Sunday, September 4, 2016

ABC's of Data Science

The words like Big Data (BD), Machine Learning (ML), Data Mining (DM), Cognitive Applications (CA), Artificial Intelligence (AI) etc. keep coming up in many discussions or conversations these days but what exactly they are and how are they interrelated? Here is the explanation of some of these terms in a very simple manner. Let’s start with Big Data.


1. What is Big Data? When exactly the data is termed as “Big Data”? Is it the size of elephant or dinosaur?
A: Actually there is no particular limit defined for data after which it becomes big data. The data is big or small in reference to the application in which we are using it. When the particular application is not able to handle or respond to data then that data becomes big for that particular application. For example same amount of data can be termed as Big Data for Excel but not for SAS or SPSS. Hence, the term Big Data in itself is not appropriate and it is better to refer such data as Large Data.

2. What is the difference between Data Analysis & Data Science?

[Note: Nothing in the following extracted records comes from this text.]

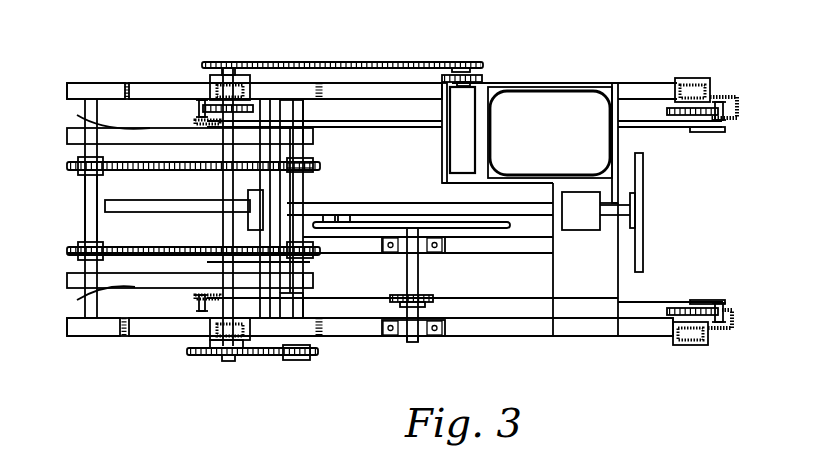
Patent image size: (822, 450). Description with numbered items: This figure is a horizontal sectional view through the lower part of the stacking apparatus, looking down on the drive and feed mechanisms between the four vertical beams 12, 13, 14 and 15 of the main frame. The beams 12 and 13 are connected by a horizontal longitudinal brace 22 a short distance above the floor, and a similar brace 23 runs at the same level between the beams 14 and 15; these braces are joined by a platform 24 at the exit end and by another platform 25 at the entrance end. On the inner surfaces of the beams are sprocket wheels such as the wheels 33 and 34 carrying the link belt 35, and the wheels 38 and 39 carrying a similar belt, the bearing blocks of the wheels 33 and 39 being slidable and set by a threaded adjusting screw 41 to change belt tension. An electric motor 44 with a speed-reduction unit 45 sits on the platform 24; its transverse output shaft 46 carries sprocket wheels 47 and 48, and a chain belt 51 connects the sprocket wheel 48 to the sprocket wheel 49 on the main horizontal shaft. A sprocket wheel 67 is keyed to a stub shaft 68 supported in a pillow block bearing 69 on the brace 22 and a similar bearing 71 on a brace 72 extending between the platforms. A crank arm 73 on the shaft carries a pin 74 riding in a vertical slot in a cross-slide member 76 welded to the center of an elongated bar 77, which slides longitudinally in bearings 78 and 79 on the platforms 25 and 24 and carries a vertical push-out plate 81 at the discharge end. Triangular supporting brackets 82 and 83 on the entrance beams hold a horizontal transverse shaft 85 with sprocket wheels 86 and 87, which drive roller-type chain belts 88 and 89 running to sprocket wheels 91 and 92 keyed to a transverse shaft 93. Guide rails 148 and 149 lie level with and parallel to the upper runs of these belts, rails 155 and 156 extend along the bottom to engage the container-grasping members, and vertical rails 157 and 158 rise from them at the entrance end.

The vertical beam 12 is at (215, 332).
The vertical beam 13 is at (708, 335).
The vertical beam 14 is at (712, 90).
The vertical beam 15 is at (215, 90).
The horizontal longitudinal brace 22 is at (370, 340).
The longitudinal brace 23 is at (395, 90).
The platform 24 is at (560, 338).
The platform 25 is at (225, 263).
The sprocket wheel 33 is at (245, 347).
The sprocket wheel 34 is at (690, 308).
The link belt 35 is at (200, 310).
The sprocket wheel 38 is at (672, 118).
The sprocket wheel 39 is at (250, 100).
The threaded adjusting screw 41 is at (197, 107).
The electric motor 44 is at (570, 105).
The speed-reduction unit 45 is at (455, 140).
The transverse output shaft 46 is at (470, 75).
The sprocket wheel 47 is at (480, 82).
The sprocket wheel 48 is at (462, 66).
The sprocket wheel 49 is at (228, 62).
The chain belt 51 is at (348, 62).
The sprocket wheel 67 is at (432, 308).
The stub shaft 68 is at (420, 275).
The pillow block bearing 69 is at (405, 340).
The pillow block bearing 71 is at (405, 250).
The brace 72 is at (523, 248).
The crank arm 73 is at (400, 222).
The pin 74 is at (329, 215).
The cross-slide member 76 is at (348, 216).
The elongated bar 77 is at (505, 211).
The bearing 78 is at (250, 225).
The bearing 79 is at (578, 232).
The push-out plate 81 is at (645, 245).
The triangular supporting bracket 82 is at (100, 336).
The triangular supporting bracket 83 is at (113, 86).
The horizontal transverse shaft 85 is at (86, 203).
The sprocket wheel 86 is at (80, 170).
The sprocket wheel 87 is at (80, 246).
The chain belt 88 is at (146, 170).
The chain belt 89 is at (150, 249).
The sprocket wheel 91 is at (315, 165).
The sprocket wheel 92 is at (312, 258).
The transverse shaft 93 is at (300, 112).
The guide rail 148 is at (67, 136).
The guide rail 149 is at (67, 276).
The rail 155 is at (698, 133).
The rail 156 is at (720, 300).
The vertical rail 157 is at (202, 125).
The vertical rail 158 is at (200, 298).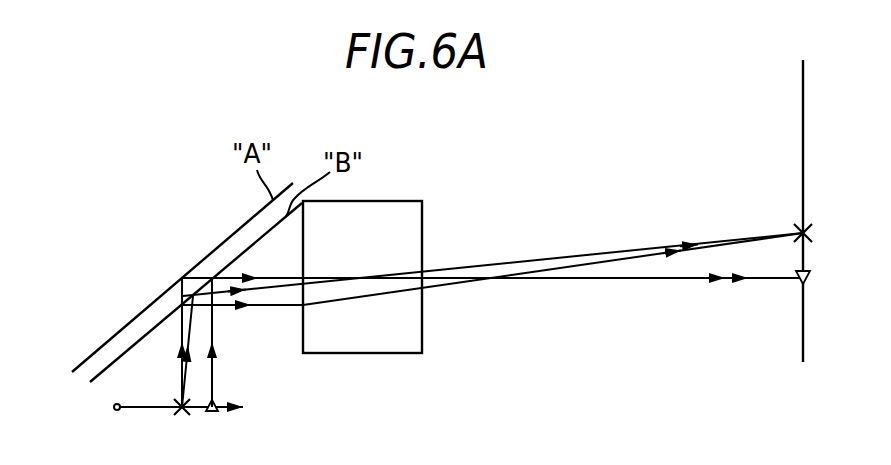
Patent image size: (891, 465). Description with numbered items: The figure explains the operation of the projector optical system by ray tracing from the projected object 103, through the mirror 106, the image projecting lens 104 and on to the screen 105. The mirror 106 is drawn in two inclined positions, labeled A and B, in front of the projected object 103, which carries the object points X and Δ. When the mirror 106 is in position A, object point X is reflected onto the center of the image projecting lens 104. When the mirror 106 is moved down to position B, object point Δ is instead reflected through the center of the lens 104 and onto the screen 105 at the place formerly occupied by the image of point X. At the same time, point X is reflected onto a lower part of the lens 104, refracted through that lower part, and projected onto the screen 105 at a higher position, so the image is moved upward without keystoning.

The projected object 103 is at (214, 411).
The image projecting lens 104 is at (398, 200).
The screen 105 is at (825, 110).
The mirror 106 is at (88, 357).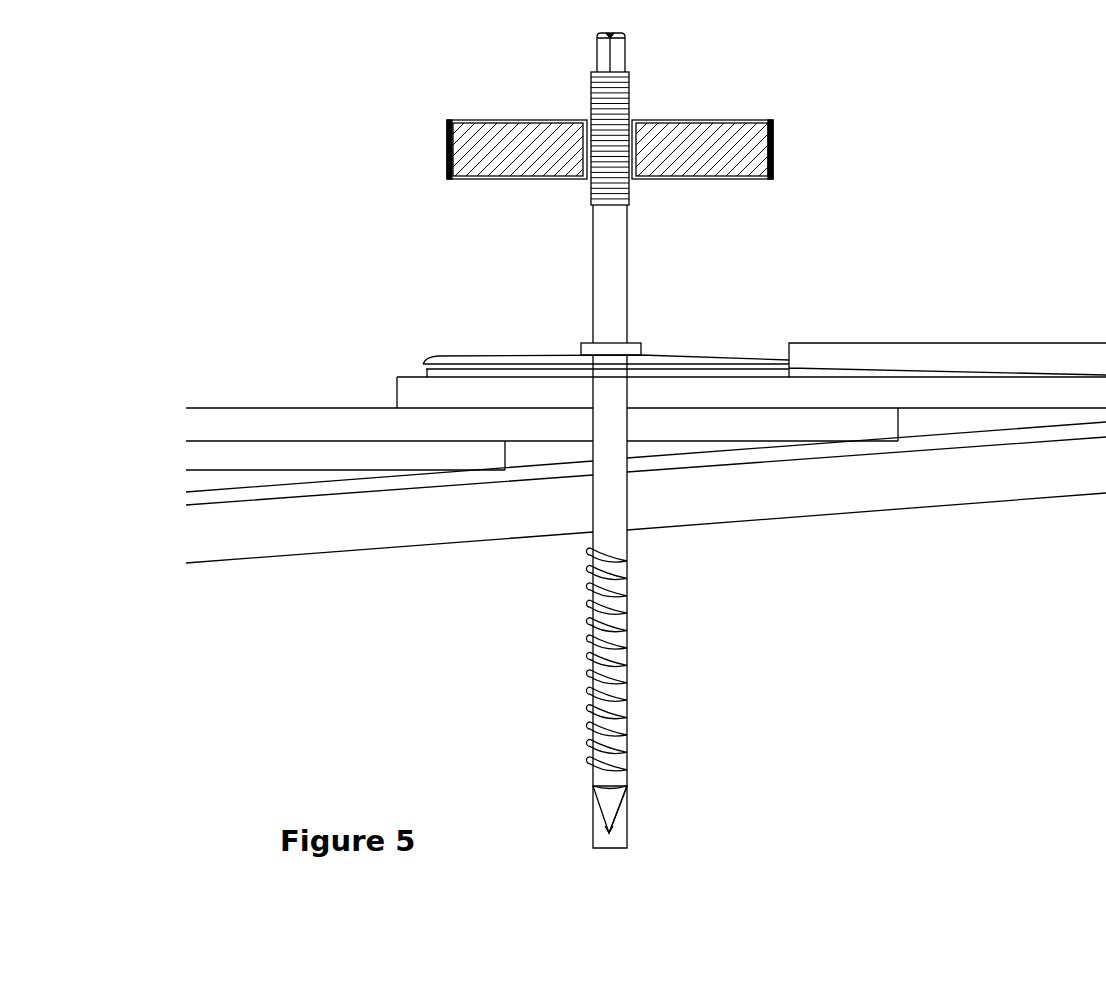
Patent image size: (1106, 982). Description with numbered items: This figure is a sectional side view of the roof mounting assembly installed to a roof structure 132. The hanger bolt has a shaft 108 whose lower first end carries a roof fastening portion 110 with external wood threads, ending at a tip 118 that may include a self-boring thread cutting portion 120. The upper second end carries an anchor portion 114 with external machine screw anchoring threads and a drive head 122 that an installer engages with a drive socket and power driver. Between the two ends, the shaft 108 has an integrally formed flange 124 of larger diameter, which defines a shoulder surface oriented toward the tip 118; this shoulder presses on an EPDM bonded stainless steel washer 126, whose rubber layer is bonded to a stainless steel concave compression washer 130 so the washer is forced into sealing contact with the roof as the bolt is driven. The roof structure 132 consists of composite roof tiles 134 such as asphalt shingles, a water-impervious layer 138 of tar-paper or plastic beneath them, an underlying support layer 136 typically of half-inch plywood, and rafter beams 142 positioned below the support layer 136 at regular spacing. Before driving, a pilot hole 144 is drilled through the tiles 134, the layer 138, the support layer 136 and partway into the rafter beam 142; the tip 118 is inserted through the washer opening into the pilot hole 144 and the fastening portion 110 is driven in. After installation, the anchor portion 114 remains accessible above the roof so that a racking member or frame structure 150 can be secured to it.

The shaft 108 is at (627, 545).
The roof fastening portion 110 is at (627, 642).
The anchor portion 114 is at (629, 113).
The tip 118 is at (607, 798).
The thread cutting portion 120 is at (616, 817).
The drive head 122 is at (625, 53).
The flange 124 is at (641, 344).
The EPDM bonded stainless steel washer 126 is at (506, 355).
The stainless steel concave compression washer 130 is at (707, 355).
The roof structure 132 is at (865, 328).
The composite roof tiles 134 is at (1053, 360).
The support layer 136 is at (345, 522).
The water-impervious layer 138 is at (262, 493).
The rafter beam 142 is at (434, 758).
The pilot hole 144 is at (617, 838).
The racking member or frame structure 150 is at (610, 149).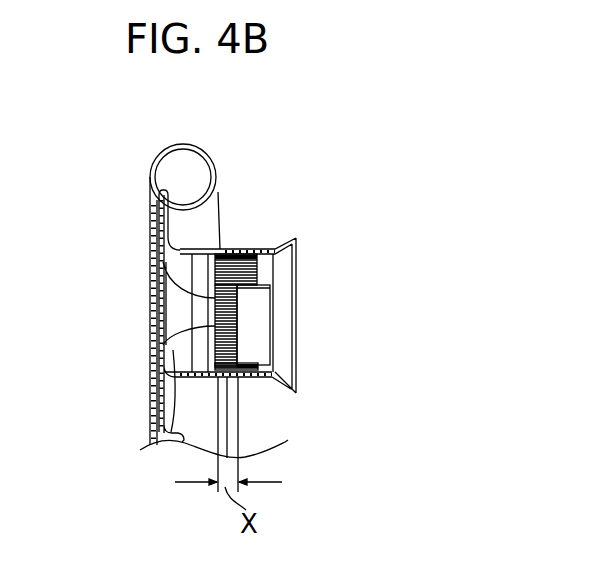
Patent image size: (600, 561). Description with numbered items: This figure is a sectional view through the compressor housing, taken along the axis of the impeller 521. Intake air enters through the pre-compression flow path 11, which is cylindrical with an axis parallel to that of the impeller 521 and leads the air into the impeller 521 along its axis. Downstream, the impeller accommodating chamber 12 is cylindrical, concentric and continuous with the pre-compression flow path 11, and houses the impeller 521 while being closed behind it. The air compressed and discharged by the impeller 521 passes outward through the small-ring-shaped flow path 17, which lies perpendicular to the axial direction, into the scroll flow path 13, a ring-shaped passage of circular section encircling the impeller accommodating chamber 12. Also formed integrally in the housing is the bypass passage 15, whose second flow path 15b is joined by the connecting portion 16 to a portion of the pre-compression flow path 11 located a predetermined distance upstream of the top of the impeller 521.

The scroll flow path 13 is at (171, 164).
The small-ring-shaped flow path 17 is at (150, 229).
The impeller 521 is at (175, 318).
The impeller accommodating chamber 12 is at (205, 262).
The pre-compression flow path 11 is at (290, 270).
The connecting portion 16 is at (272, 323).
The second flow path 15b is at (263, 408).
The bypass passage 15 is at (263, 422).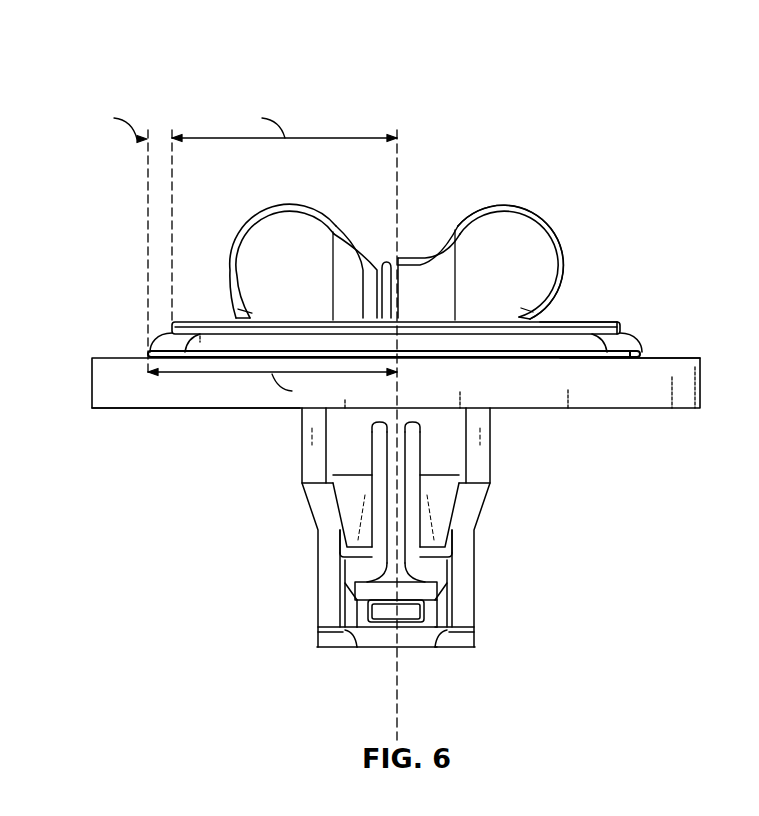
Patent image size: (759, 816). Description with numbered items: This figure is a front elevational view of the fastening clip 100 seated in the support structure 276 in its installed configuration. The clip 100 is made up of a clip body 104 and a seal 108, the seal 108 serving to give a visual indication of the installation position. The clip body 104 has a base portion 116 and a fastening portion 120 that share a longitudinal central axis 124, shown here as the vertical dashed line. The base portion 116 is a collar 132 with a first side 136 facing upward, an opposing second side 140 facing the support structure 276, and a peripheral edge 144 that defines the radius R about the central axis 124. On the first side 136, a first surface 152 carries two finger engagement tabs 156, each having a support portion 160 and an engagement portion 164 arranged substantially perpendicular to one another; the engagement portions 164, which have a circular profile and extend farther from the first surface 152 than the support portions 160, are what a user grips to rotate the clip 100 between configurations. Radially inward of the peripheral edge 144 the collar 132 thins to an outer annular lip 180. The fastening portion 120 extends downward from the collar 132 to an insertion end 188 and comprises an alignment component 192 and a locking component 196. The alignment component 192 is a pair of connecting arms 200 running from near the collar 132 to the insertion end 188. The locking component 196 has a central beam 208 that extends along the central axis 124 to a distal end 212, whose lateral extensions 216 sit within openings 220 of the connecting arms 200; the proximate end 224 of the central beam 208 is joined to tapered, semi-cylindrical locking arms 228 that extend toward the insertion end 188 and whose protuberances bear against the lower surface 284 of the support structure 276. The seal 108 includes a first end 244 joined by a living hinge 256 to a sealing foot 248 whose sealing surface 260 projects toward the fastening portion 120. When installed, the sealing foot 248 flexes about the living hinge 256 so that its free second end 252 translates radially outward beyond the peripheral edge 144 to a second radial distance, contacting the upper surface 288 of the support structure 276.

The fastening clip 100 is at (98, 88).
The clip body 104 is at (522, 313).
The seal 108 is at (200, 345).
The base portion 116 is at (686, 266).
The fastening portion 120 is at (560, 595).
The central axis 124 is at (397, 695).
The collar 132 is at (567, 320).
The first side 136 is at (219, 259).
The second side 140 is at (210, 403).
The peripheral edge 144 is at (170, 332).
The first surface 152 is at (247, 308).
The finger engagement tabs 156 is at (258, 240).
The support portion 160 is at (375, 273).
The engagement portion 164 is at (297, 222).
The outer annular lip 180 is at (190, 322).
The insertion end 188 is at (333, 648).
The alignment component 192 is at (453, 648).
The locking component 196 is at (445, 467).
The connecting arms 200 is at (317, 512).
The central beam 208 is at (387, 517).
The distal end 212 is at (380, 572).
The lateral extensions 216 is at (428, 625).
The openings 220 is at (302, 621).
The proximate end 224 is at (387, 427).
The locking arms 228 is at (342, 467).
The first end 244 is at (583, 342).
The sealing foot 248 is at (592, 341).
The second end 252 is at (637, 353).
The living hinge 256 is at (622, 325).
The sealing surface 260 is at (625, 370).
The support structure 276 is at (103, 390).
The lower surface 284 is at (123, 408).
The upper surface 288 is at (152, 355).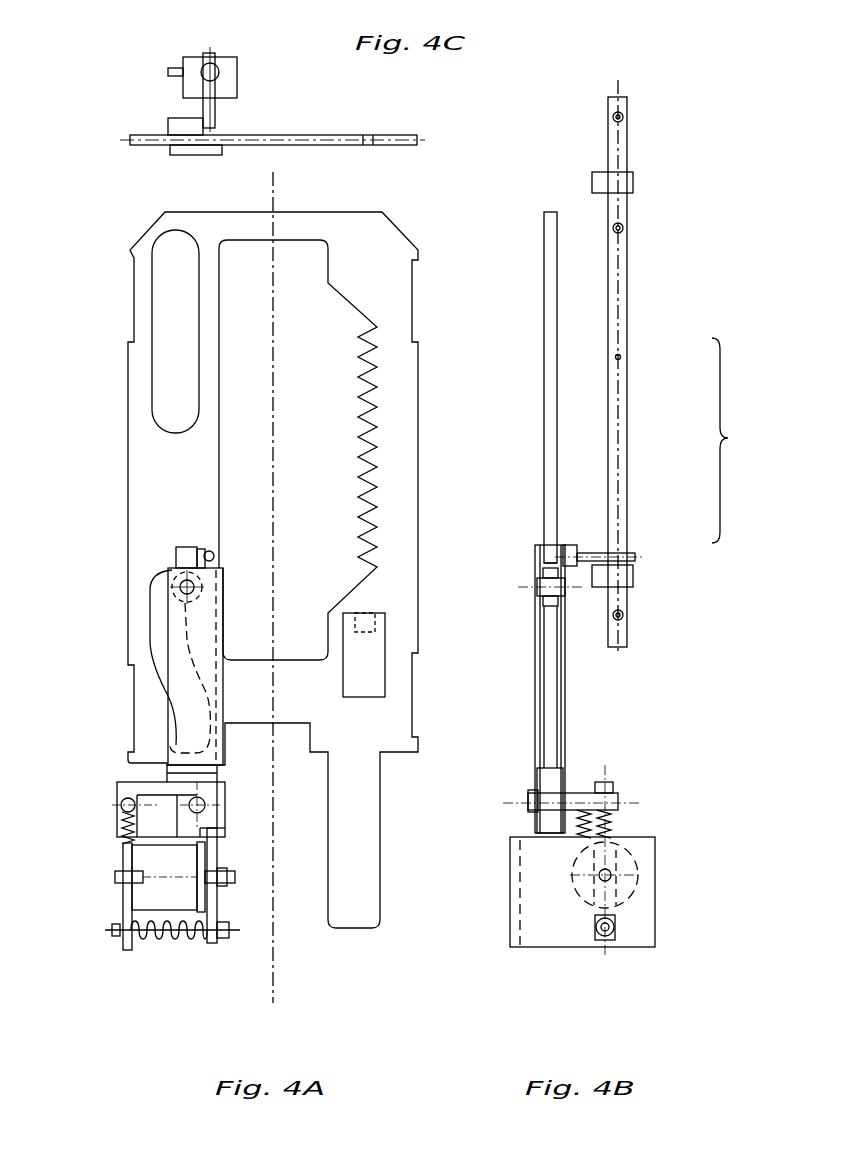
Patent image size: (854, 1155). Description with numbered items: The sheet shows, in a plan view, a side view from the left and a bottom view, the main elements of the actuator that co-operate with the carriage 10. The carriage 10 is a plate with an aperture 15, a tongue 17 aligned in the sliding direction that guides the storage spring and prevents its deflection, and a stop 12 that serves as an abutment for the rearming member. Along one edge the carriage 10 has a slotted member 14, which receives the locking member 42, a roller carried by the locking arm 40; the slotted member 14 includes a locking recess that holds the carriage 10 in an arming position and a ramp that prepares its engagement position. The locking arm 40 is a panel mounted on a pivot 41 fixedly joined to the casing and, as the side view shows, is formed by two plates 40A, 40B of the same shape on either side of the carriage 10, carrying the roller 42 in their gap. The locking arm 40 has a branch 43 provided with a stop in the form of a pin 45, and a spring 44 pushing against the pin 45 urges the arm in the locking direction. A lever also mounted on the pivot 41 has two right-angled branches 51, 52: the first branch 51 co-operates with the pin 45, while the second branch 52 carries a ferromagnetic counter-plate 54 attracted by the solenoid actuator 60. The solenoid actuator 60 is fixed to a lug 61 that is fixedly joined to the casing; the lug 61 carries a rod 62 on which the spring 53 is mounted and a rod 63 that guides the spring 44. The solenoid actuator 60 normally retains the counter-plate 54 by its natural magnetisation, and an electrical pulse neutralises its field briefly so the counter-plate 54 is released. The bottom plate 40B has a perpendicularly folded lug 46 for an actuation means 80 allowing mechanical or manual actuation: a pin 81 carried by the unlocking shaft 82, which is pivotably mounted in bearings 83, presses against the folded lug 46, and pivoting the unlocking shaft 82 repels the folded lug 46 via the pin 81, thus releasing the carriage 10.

A: Data Analysis is simply analyzing data. From ages, data has been analyzed for various techniques like MIS Reporting, Six Sigma, Lean etc. However, Data Science is little different from Data Analysis. Data Science is also data analysis but here we analyze large data sets with the help of Machine learning and/or Data Mining techniques. Data Analysis can be done with tools like Excel, however for Data Science tools like SAS, SPSS, Python, R etc. are required. A Data Scientist needs to have statistical knowledge along with programming skills.